Pflanzen sind das erste Glied in der Nahrungskette. Sie
bevölkern weite Teile der Erde und haben sich in den
verschiedensten Ökosystemen an extrem unterschiedliche Umweltbedingungen angepasst. Ziel des Masterstudiengangs in Pflanzenwissenschaften ist es, die
Funktion und Evolution der Pflanzen auf verschiedenen
Ebenen zu verstehen. Schwerpunkte sind die Entwicklungsbiologie der Pflanzen, die Beziehung zwischen
Pflanzen und ihren Krankheitserregern und die Reaktion der Pflanzen auf sich verändernde Umweltbedingungen.
«Master of Science in Biology, Neurowissenschaften/
Neurosciences»
Das Gehirn ist das komplexeste Organ, das die Natur
hervorgebracht hat. Entsprechend ist auch die Palette
der Methoden, die angewendet werden, um seine Entstehung und seine Funktion zu studieren, extrem vielfältig und umfasst biochemische, molekularbiologische,
zellbiologische und physiologische Techniken sowie
in vivo Studien. Die Neurowissenschaften liefern die
Grundlage für die Erforschung verschiedener Krankheiten, wie z.B. der Alzheimerschen Krankheit, der Depression oder der Schizophrenie.
«Master of Science in Biology, Humanbiologie/
Human Biology»
Die Integration des Detailwissens über Gene und Zellen
in ein umfassendes Verständnis der komplexen Funktionen eines Organs und des gesamten Körpers ist das
Ziel dieses Masterstudiengangs. Im Mittelpunkt der in-
terdisziplinären Ausbildung stehen die Grundlagen des
menschlichen Lebens und dessen durch Krankheiten
verursachten Veränderungen. Die Fragestellungen der
Medizin werden mit den Methoden der modernen Biologie verknüpft.

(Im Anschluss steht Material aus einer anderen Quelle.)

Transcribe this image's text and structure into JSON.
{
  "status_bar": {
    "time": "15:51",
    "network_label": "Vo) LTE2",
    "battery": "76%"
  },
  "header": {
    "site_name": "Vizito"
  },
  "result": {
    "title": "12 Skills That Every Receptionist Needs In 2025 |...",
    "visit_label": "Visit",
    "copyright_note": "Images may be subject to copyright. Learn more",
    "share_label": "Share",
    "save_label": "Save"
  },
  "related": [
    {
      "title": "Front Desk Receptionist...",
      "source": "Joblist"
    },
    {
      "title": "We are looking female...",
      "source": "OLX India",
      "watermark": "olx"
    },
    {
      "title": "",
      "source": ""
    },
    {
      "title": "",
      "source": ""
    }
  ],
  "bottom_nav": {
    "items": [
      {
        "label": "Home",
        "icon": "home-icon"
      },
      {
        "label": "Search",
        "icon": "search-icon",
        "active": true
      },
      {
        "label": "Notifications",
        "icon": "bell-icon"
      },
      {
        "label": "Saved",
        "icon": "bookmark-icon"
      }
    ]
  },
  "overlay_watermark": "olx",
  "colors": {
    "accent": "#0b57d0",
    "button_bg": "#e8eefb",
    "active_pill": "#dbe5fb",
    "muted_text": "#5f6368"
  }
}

«Master of Science in Biology, Anthropologie/
Anthropology»
Die Anthropologie erforscht die evolutionsbiologischen
Grundlagen der Menschwerdung. An der Universität
Zürich sind zwei Hauptbereiche vertreten: Die Evolutionäre Verhaltensbiologie untersucht die Entstehung und
Tradition von Verhaltensleistungen beim Menschen und
seinen nächsten Verwandten in Labor- und Feldstudien
sowie mit theoretischen soziobiologischen und genetischen Modellen. Die Paläoanthropologie beschäftigt sich
mit den physischen Grundlagen und funktionsmorphologischen Aspekten der menschlichen Evolution, insbesondere der Fossilgeschichte der Hominiden und der
nicht-menschlichen Primaten.
«Master of Science in Biology, Verhaltensbiologie/
Behavioural Sciences»
Das Ziel der Verhaltensbiologie ist, tierisches und auch
menschliches Verhalten aus biologischer Sicht und mit
biologischen Methoden zu analysieren. Dieser Masterstudiengang vermittelt ein Verständnis der Vielfalt, der
Regulation und der Funktion von Verhalten. In empirischen Freiland- und Laborstudien stehen evolutionsbiologische und mechanistische Fragestellungen im
Vordergrund. Zur Analyse von Hypothesen werden
verhaltensanalytische, ökologische, physiologische, molekulargenetische, immunologische und biochemische
Methoden eingesetzt. Praktische Relevanz haben Erkenntnisse über bedrohte Arten, weil daraus Richtlinien
zu deren Schutz erarbeitet werden können.
«Master of Science in Biology, Ökologie/Ecology»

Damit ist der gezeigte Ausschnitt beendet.